For Here or to Go?
We ate our meal as jauntily as we could, setting aside our
uncertain feelings for the surrounding décor, which at its best must have been
plucked from a lost-and-found of the 50s. It was hard to stare at the ceramic
dish between my palms, as its sheen reflected the pasty yellow lighting of this
diner. I tried shifting my seat as an attempt at making the meal more
comfortable, but was interrupted by a loose tile in the floor. It meagerly
trapped the leg of my chair, begging to be returned to its place in the ground
below. I scoffed it away with another grunt and tug of the budget throne,
managing to snap the age-old tile in the process.
Before creating enough of a
scene to pull the other guests away from their colorless food, I scraped my
chair back into position and hastily grabbed the nearest fork. I could see
stains where the washer must have forgotten to scrub, and suddenly I felt the
need to distract my fellows from whatever it was that might have inhabited
their plates. A weak sigh slipped out of my throat, and I covered its tracks by
gazing off into the shadowy corners of other reserved tables. While crossing
eyes with a bitter couple, I caught the sight of a familiar blue glow. A small
TV set shimmered from a perch in the ceiling, its light severely contrasting
that of the dying bulbs around it. I figured television could probably
offer me more solace than a BLT, and I would have been right if it weren’t for
the channel that TV was tuned to.
On the screen, littered with infographics and
grammar-less statements, was a commercial. Displayed in slow motion was the ever
so slight placing of several bacon slices onto a pale ovoid platter. Soon
after, a pair of unmanned spatulas precariously placed an entirely obese steak
onto the same platter, following it with a saucy barbecue drizzle. I was beside
myself. I would have exfoliated my anger onto the other patrons of the diner,
but that idea left me as quickly as my former appetite.

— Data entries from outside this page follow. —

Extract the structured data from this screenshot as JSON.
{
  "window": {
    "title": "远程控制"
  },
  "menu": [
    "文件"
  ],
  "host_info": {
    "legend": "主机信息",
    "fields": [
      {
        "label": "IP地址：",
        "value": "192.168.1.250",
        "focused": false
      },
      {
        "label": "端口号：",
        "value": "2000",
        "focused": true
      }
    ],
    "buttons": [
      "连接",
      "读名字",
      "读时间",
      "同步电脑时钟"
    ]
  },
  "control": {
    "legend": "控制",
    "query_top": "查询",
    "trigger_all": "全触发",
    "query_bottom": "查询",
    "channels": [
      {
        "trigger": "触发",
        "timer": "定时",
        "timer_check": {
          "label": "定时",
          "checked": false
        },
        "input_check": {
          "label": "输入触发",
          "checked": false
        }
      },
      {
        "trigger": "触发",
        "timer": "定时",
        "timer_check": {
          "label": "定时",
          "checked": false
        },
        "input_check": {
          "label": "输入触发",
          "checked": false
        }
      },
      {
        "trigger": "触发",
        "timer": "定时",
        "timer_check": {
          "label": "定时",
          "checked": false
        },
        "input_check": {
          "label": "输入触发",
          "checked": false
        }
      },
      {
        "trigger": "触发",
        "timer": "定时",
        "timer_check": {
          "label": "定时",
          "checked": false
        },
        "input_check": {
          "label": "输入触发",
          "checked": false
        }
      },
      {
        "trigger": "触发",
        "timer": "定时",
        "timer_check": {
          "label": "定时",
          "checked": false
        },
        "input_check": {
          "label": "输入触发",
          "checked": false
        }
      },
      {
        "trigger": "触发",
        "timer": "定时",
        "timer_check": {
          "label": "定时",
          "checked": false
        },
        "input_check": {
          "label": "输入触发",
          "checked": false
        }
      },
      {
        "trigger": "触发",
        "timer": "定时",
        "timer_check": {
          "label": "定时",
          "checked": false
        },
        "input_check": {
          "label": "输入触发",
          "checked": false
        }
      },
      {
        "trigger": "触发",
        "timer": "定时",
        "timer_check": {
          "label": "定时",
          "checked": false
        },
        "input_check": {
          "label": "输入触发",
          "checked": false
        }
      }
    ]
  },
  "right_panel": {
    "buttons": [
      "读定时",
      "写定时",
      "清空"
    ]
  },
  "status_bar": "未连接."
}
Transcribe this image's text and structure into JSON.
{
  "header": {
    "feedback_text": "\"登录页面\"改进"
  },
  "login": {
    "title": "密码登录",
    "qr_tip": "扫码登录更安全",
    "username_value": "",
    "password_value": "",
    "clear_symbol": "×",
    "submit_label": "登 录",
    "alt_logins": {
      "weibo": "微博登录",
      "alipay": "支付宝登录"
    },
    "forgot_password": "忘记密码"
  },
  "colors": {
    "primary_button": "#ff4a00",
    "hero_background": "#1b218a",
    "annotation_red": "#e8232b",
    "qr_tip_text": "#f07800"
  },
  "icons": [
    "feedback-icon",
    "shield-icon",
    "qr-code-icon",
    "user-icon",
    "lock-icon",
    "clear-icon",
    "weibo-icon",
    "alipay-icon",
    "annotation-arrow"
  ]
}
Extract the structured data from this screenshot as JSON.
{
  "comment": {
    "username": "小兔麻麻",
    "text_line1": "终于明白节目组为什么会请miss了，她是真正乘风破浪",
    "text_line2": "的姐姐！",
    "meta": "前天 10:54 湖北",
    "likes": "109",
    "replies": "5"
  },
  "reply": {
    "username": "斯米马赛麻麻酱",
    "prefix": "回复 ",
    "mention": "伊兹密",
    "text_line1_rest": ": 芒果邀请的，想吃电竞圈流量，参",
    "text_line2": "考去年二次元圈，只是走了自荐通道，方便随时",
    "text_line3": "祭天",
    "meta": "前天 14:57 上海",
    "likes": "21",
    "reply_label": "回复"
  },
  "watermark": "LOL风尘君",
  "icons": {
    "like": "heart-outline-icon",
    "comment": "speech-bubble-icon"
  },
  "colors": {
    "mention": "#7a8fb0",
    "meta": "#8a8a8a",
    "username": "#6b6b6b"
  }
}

Of course an American diner would run ads for another diner on its own TVs, while we
are eating their food. At this stage, the last thing on my mind was my stomach.
I wanted to leave this retrofitted Hollywood set. I wanted to create some distance
between myself and our server who wore too much makeup and smiled too hard for
me to believe she liked her job. I wouldn’t really want to cause a fuss though,
and somebody had to cover the bill. I’d have asked if we could all split it,
but it wouldn’t be right to force everyone else to have this restaurant in
their records. I can picture it vividly – a quiet night in the kitchen spent
rummaging through receipts, only to discover a grimy, off-white sheet with the
name of this diner smudged onto it in oily letters.